Od 6 czerwca będzie można
pokazywać oficjalnie w polskich kinach horror Bartosza M. Kowalskiego „W lesie
dziś nie zaśnie nikt”. To wspólna decyzja dystrybutora i producenta, którzy od
początku planowali wprowadzić ten film na duże ekrany polskich kin. Film cały
czas będzie też dostępny na Netfliksie.
„W lesie dziś nie zaśnie nikt” to
pierwszy od lat polski horror, w bardzo klasycznym rozumieniu tego gatunku.
Jego reżyserem jest Bartosz M. Kowalski („Plac zabaw”), a producentem Jan
Kwieciński („Atak paniki”). Film opowiada o „grupie dzieciaków uzależnionych od
technologii, która trafia na… obóz offline. Tam dowiedzą się, że życie nie
kończy się na Internecie Życie kończy się bez Internetu”. Kto widział ten wie…
Ja po seansie pisałem o filmie: „W lesie dziś nie zaśnie nikt” to klasyczny
w formie slasher, ten rodzaj krwawego horroru uprawianego przez Amerykanów
głównie w latach siedemdziesiątych i osiemdziesiątych (złoty okres!). Bartosz
M. Kowalski odrobił znakomicie lekcję z klasyki, bo jego film to praktycznie
zbiór cytatów z pamiętnych produkcji typu „Teksańska masakra piłą mechaniczną”,
„Halloween”, „Piątek trzynastego” czy późniejszy „Krzyk”. Nie marudzę, cytować
też trzeba umieć, a polski reżyser wykazał się znakomitą wiedzą na temat
gatunku i bardzo dużą sprawnością realizacyjną.

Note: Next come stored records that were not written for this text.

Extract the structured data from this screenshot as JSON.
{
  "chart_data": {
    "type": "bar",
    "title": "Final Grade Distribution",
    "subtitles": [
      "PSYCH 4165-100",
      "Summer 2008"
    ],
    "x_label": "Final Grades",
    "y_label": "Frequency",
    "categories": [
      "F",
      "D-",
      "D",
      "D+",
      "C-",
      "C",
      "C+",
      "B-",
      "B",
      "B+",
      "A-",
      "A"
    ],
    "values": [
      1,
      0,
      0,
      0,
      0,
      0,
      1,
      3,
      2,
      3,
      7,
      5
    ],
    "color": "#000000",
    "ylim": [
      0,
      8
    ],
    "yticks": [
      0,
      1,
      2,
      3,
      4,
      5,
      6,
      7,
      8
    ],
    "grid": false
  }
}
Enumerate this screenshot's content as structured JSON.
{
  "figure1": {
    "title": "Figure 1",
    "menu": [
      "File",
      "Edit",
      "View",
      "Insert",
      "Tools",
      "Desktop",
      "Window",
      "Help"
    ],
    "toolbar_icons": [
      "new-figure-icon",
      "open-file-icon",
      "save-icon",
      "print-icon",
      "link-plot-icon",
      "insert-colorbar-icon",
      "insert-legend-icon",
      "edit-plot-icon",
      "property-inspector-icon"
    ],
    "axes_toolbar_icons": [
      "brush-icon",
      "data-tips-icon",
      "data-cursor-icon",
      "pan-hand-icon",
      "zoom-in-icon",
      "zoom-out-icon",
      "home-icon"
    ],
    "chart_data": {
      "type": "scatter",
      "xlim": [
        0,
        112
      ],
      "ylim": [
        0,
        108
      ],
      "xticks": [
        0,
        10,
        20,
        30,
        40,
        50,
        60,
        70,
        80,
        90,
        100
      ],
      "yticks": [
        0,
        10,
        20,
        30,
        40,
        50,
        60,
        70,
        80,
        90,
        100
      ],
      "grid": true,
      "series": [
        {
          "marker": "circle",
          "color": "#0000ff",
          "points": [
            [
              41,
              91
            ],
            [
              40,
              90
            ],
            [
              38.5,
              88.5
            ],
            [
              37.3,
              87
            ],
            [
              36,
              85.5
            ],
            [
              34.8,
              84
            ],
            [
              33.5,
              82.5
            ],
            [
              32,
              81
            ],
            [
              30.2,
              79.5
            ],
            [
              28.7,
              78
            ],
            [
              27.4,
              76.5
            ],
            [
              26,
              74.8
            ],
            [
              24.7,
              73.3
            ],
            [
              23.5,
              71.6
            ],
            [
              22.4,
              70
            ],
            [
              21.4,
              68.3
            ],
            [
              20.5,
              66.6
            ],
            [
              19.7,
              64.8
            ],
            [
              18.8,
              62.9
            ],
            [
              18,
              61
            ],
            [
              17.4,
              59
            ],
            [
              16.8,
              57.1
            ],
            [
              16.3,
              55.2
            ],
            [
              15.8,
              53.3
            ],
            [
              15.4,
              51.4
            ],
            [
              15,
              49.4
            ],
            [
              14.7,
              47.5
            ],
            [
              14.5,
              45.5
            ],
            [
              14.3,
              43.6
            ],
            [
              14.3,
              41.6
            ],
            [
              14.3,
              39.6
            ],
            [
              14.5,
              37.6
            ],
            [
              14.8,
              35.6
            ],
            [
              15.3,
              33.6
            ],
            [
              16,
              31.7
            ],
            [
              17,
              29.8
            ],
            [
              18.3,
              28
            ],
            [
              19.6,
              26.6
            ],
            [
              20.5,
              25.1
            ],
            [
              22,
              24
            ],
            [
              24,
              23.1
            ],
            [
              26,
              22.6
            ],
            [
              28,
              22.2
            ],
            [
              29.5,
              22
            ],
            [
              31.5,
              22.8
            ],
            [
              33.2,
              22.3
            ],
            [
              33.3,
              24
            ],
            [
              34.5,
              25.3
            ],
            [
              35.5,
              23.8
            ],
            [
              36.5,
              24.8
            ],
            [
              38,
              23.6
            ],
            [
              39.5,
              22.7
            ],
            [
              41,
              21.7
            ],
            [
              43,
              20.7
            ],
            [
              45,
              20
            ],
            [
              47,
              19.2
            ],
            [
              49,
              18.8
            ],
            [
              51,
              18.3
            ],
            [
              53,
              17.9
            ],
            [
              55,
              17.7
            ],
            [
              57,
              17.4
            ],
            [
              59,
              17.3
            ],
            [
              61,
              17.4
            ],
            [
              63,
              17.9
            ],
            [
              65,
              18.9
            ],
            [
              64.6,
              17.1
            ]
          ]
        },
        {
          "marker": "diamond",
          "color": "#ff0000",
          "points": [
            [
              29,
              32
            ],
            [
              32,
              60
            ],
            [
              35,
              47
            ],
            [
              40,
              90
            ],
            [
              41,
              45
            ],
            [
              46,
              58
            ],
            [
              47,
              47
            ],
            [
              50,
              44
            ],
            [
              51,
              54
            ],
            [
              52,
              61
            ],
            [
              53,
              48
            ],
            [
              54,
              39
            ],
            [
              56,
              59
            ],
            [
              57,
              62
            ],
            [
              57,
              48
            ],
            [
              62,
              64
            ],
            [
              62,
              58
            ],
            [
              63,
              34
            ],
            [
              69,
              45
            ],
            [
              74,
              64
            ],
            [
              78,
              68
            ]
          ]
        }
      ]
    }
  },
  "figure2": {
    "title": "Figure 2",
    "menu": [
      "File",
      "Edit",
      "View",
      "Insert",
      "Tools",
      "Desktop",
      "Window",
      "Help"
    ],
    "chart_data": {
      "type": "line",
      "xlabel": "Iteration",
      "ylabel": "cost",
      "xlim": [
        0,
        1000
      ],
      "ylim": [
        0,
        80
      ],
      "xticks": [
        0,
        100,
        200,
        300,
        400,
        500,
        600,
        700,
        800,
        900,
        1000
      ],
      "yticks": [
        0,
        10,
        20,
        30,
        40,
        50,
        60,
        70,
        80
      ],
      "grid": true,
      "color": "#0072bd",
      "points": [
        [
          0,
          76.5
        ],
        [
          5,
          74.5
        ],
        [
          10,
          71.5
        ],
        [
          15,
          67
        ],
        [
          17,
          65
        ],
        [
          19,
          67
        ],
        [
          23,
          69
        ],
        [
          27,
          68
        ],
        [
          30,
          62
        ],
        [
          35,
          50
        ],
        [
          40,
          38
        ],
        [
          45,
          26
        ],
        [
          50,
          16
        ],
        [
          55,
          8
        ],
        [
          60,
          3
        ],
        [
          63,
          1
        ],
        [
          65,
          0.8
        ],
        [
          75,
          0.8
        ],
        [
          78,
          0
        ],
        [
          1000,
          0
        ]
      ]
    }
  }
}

Ten gatunek przeznaczony jest przede wszystkim dla młodych ludzi,
lubiących grozę zmieszaną z krwią, podlaną seksem i humorem. Wszystko w polskim
filmie jest! Przeznaczenie produkcji podkreśla też bardzo dobry zespół młodych
wykonawców i sam scenariusz – niestety najsłabszy element całej filmowej
układanki. Nie mam wątpliwości, że film powstał z myślą o młodych widzach.
Pytanie jednak brzmi, czy nie powstał kilka dekad za późno.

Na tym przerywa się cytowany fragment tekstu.